Penyandang disabilitas sering kali terhambat status kedisabilitasannya ketika memasuki dunia kerja terutama di sektor formal. Apalagi, pekerja di sektor formal membutuhkan ijazah sebagai salah satu persyaratannya.
Berdasarkan data Survei Sosial Ekonomi Nasional (Susenas) 2018 sampai 2020, sebanyak 30 persen penyandang disabilitas merupakan lulusan SD, 11 persen lulusan SMP, 14 persen lulusan SMA, dan kurang dari 5 persen merupakan lulusan perguruan tinggi, artinya tertinggal.
Didasari hal tersebut, Ketua Komisi Nasional Disabilitas (KND), Dante Rigmalia mengungkapkan, pihaknya mendukung pelatihan hingga advokasi dengan berbagai pihak yang dilakukan oleh House of Hope (HOH) untuk mewujudkan kemandirian bagi penyandang disabilitas.
Sebab, UU Nomor 8 Tahun 2016 telah mengamanatkan bahwa penyandang disabilitas itu memiliki hak yang sama dengan non disabilitas termasuk dalam bidang pekerjaan.

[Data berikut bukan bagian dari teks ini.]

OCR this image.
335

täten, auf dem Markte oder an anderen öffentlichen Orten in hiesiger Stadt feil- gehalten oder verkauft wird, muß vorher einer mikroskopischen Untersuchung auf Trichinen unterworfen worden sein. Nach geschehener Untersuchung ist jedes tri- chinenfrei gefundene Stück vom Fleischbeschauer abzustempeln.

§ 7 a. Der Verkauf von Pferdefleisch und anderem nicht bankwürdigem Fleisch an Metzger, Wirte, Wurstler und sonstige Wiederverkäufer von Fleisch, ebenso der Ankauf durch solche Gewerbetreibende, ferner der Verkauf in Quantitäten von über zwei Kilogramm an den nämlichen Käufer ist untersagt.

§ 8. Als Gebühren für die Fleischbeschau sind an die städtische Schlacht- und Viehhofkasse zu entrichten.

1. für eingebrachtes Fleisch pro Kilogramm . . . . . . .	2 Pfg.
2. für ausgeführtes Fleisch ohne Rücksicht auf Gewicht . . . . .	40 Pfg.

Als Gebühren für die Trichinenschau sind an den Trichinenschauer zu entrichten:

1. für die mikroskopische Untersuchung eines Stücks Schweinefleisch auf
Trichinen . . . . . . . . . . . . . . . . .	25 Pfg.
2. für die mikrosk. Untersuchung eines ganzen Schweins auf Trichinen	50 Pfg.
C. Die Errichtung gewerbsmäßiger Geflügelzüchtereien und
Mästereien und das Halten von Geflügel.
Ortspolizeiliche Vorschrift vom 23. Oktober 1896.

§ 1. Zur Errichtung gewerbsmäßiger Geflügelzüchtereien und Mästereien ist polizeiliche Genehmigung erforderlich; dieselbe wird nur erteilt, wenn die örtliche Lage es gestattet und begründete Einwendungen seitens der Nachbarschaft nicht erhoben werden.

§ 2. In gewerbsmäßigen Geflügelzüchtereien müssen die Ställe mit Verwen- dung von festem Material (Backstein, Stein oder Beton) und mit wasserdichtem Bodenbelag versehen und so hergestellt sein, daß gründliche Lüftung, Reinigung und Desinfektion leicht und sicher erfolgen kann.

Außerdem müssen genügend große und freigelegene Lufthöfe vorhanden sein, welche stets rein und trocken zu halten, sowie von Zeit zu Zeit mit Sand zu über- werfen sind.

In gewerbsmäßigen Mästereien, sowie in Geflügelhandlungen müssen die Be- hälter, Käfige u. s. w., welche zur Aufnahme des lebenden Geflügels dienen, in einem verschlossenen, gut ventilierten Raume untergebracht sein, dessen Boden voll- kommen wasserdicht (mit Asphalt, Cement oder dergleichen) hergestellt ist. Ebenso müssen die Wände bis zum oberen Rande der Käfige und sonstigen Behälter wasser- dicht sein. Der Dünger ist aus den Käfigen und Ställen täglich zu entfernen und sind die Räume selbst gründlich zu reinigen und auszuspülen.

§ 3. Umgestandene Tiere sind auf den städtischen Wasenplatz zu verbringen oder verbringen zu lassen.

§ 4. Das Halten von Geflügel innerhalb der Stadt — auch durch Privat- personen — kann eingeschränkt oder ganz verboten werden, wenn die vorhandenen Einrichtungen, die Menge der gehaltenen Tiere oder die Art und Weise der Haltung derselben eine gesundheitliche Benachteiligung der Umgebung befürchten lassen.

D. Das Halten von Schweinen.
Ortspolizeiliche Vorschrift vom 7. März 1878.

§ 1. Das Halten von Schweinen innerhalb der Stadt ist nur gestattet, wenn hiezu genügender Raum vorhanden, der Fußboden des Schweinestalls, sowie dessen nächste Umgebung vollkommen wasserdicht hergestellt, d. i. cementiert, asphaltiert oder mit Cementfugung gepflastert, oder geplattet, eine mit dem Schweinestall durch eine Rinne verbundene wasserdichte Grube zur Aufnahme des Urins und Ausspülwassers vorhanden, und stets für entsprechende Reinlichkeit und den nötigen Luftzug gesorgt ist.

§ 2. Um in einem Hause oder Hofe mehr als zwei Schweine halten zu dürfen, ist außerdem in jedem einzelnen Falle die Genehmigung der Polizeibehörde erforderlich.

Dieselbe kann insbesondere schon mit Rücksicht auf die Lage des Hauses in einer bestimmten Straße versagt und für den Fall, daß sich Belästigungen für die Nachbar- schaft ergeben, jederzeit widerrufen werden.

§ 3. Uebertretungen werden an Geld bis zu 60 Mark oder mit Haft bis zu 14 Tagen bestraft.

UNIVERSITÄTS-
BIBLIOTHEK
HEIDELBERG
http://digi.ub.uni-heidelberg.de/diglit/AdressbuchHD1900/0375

"Sangat mengapresiasi apa yang sudah dilakukan Irene Ridjab dengan House of Hope. Karena bidang pekerjaan, masih banyak disabilitas yang tidak memiliki ijazah formal yang menyebabkan sulitnya mendapatkan pekerjaan terutama di sektor formal," ungkap Dante di Kota Bandung pada Minggu (2/4).
Menurutnya, keberadaan HOH ini bisa memenuhi apa diamanatkan UU Nomor 8 Tahun 2016 ayat 2 bahwa perusahaan swasta mempekerjakan paling sedikit satu persen penyandang disabilitas dari jumlah pegawai.
"Jadi HOH sebagai jembatan penyandang disabilitas yang memiliki atau tidak memiliki ijazah melalui pelatihan, pengembangan, diarahkan, disalurkan, dan mengadvokasi pihak swasta maupun lembaga lain untuk menjalin bekerja sama," tuturnya.
Ia berharap penyandang disabilitas yang ada benar-benar berdaya, bersaing, dan bisa mandiri. Apalagi, HOH menerapkan right based artinya seseorang diberikan pekerjaan bukan karena kasihan tapi berdasarkan kepemilikan hak yang sama.
Sementara itu, Founder House of Hope, Irene Ridjab mengaku lahirnya HOH ini dari sebuah kerinduan dirinya untuk menjembatani anak berkebutuhan khusus (ABK) agar mereka bisa terjun ke masyarakat secara mandiri.
"Sehingga, kita bersama-sama memberikan satu solusi kepada keluarga maupun kepada masyarakat," ucap Irene.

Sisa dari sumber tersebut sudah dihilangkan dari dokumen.